Not only that, but an air of unreality and artificiality still clings to them. A good example would be ischaemic heart disease, the most common type of heart trouble. Everyone knows that it can be caused by smoking. What everybody doesn’t know is that the risk very quickly reduces once you give it up. So, the “balance of probabilities” SoP states that, no matter how much you may have smoked, once you have given it up for five years, you are no longer at risk. However, when you consult the “beyond reasonable doubt” SoP, you find that the risk extends to 15 years after cessation, provided you have smoked at least five and less than 20 pack years (a pack year, you will remember, is 7,300 cigarettes). If you have smoked 20 pack years or more, then the risk is considered permanent.

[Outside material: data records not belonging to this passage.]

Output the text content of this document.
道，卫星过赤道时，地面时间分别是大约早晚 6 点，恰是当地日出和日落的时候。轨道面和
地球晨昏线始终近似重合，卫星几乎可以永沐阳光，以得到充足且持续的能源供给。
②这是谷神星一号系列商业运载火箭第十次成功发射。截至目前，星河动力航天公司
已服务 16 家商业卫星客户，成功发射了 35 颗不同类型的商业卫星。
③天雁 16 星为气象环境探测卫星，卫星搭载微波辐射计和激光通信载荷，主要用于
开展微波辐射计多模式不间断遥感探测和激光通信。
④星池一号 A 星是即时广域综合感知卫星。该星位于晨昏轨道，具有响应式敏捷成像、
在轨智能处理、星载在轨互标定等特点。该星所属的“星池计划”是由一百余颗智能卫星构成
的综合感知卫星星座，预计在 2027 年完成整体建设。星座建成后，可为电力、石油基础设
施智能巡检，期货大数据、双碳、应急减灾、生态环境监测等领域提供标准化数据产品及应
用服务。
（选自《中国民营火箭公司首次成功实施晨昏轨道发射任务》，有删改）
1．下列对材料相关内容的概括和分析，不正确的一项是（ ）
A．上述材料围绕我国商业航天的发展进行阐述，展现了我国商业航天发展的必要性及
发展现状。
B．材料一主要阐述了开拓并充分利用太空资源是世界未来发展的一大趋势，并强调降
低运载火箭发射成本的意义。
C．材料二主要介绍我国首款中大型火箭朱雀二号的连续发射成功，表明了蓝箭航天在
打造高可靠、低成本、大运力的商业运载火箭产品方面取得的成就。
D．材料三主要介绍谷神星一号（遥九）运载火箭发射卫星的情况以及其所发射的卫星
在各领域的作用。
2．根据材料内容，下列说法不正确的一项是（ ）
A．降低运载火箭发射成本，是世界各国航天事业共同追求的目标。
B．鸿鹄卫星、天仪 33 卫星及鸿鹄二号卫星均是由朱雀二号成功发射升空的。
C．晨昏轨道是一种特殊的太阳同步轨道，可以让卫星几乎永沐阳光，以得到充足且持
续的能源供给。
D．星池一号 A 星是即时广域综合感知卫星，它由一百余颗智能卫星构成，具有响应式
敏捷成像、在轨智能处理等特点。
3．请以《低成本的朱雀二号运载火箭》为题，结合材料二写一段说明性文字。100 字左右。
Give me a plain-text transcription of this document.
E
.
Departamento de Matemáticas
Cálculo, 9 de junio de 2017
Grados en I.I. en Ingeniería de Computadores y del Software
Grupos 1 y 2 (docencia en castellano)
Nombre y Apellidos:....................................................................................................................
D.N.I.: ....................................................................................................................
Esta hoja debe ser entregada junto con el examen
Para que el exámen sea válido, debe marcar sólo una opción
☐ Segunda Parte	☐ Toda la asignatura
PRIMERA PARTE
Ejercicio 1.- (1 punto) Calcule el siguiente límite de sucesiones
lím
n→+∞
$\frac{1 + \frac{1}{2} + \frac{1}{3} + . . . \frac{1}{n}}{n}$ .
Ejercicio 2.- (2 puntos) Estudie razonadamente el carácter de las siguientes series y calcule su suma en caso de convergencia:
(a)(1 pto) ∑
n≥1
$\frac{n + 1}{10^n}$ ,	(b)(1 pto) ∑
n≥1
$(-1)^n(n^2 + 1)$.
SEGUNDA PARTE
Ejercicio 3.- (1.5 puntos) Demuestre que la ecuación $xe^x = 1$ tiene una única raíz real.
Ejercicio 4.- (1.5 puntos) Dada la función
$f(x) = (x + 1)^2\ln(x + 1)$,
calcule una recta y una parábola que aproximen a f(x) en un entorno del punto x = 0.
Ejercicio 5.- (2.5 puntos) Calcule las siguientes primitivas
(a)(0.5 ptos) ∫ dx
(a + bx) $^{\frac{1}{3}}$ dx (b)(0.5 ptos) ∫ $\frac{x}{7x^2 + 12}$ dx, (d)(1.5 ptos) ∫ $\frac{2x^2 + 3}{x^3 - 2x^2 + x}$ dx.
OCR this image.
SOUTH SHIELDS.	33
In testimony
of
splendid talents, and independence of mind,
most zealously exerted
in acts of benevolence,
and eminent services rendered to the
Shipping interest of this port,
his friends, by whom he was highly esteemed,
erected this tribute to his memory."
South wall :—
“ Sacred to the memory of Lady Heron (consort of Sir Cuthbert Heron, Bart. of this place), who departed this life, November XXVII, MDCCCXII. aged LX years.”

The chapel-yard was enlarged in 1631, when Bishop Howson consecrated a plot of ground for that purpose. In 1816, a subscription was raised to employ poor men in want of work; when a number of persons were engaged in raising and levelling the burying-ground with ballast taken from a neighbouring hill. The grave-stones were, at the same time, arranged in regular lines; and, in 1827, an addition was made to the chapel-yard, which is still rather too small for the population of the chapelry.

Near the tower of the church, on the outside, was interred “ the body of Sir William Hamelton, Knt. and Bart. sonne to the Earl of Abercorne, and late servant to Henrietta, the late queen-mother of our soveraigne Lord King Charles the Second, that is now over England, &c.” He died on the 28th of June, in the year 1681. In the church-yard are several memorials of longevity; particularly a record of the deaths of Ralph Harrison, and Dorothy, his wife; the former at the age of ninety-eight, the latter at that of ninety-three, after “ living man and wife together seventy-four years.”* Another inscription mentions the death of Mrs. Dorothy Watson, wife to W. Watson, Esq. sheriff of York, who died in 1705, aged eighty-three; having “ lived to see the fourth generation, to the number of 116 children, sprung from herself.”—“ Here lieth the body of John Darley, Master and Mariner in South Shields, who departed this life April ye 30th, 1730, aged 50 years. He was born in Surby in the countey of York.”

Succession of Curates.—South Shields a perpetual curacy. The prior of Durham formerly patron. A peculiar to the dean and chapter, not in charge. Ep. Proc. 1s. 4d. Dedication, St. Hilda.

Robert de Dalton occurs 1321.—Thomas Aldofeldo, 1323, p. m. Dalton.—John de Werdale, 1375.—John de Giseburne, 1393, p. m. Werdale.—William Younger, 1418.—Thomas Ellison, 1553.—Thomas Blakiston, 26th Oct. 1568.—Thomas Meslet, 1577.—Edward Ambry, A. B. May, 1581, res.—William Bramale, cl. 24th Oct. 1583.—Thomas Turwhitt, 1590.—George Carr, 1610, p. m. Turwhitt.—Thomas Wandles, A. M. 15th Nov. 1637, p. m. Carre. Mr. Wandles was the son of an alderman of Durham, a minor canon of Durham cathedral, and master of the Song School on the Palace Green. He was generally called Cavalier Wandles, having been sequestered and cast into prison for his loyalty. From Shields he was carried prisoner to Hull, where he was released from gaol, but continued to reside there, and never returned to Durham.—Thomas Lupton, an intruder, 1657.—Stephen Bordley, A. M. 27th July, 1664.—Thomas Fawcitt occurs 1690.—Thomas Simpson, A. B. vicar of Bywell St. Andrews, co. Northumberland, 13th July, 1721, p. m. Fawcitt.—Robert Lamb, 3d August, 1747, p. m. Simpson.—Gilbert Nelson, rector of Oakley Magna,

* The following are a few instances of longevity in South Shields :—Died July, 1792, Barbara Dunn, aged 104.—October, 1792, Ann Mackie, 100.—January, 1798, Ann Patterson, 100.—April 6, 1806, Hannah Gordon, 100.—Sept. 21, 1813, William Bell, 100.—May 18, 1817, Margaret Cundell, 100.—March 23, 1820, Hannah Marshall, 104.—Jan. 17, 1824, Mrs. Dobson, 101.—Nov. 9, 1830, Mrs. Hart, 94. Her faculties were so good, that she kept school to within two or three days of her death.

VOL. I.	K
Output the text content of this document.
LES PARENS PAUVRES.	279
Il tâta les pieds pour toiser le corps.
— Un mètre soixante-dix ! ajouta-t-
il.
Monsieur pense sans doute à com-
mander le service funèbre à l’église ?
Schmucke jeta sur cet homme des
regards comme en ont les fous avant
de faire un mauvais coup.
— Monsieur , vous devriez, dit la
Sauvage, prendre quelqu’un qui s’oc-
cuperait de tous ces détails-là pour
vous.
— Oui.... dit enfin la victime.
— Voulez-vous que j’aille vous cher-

You must understand the biological basis of all this. Smoking causes hardening of the arteries, but once it ceases, the body starts to clean itself, and after a short while returns to normal. Scientific studies have revealed that it is probably back to normal after five years, but the possibility that there is still some residual effect cannot be ruled out. Nevertheless, the probability most be very low. After 15 years, any residual effect would be very small, and after 20 years smaller still. In other words, we are operating at the very bottom limit of residual effects. Yet, when a claim comes up for consideration, we will often find ourselves arguing over whether the veteran had 20 pack years, or only 19, or whether he gave up 16 years ago, and not 15. Meanwhile, he has reached the age where heart disease is common, he is obese and does not exercise, and has non-war-caused high blood pressure – all of which are recognised risk factors, and which any ordinary person outside of the ivory tower would say were the “real” causes of his heart disease. Examples like this can be provided indefinitely.
Three years after the introduction of the SoP regime, the government commissioned Prof. D. Pearce to review the progress of the system. He determined that it was working quite well indeed. However, he did perform a few back-of-the-envelope calculations, and estimated that only one to ten per cent of successful claims would succeed without the “benefit of the doubt” rule. In other words, the department is accepting at least ten unworthy claims in order to avoid one worthy claim being refused. And this assumes the validity of the smoking contention, which is responsible for two thirds of all successful claims.
He also pointed out the irony that, although the Department of Veterans’ Affairs has the most generous pension system in the world, the ex-service organisations are constantly complaining about how niggardly it is. He corrected divined the cause: Veterans’ Affairs is evidence-based, whereas the ex-service organisations are reward-based. In other words, whereas the department does it best to determine that diseases are at least theoretically related to service, the ex-service organisations believe that every veteran and widow should get a pension – preferably at the highest rate – merely for being a veteran or widow, and regard SoPs and the law as unreasonable barriers to that aim.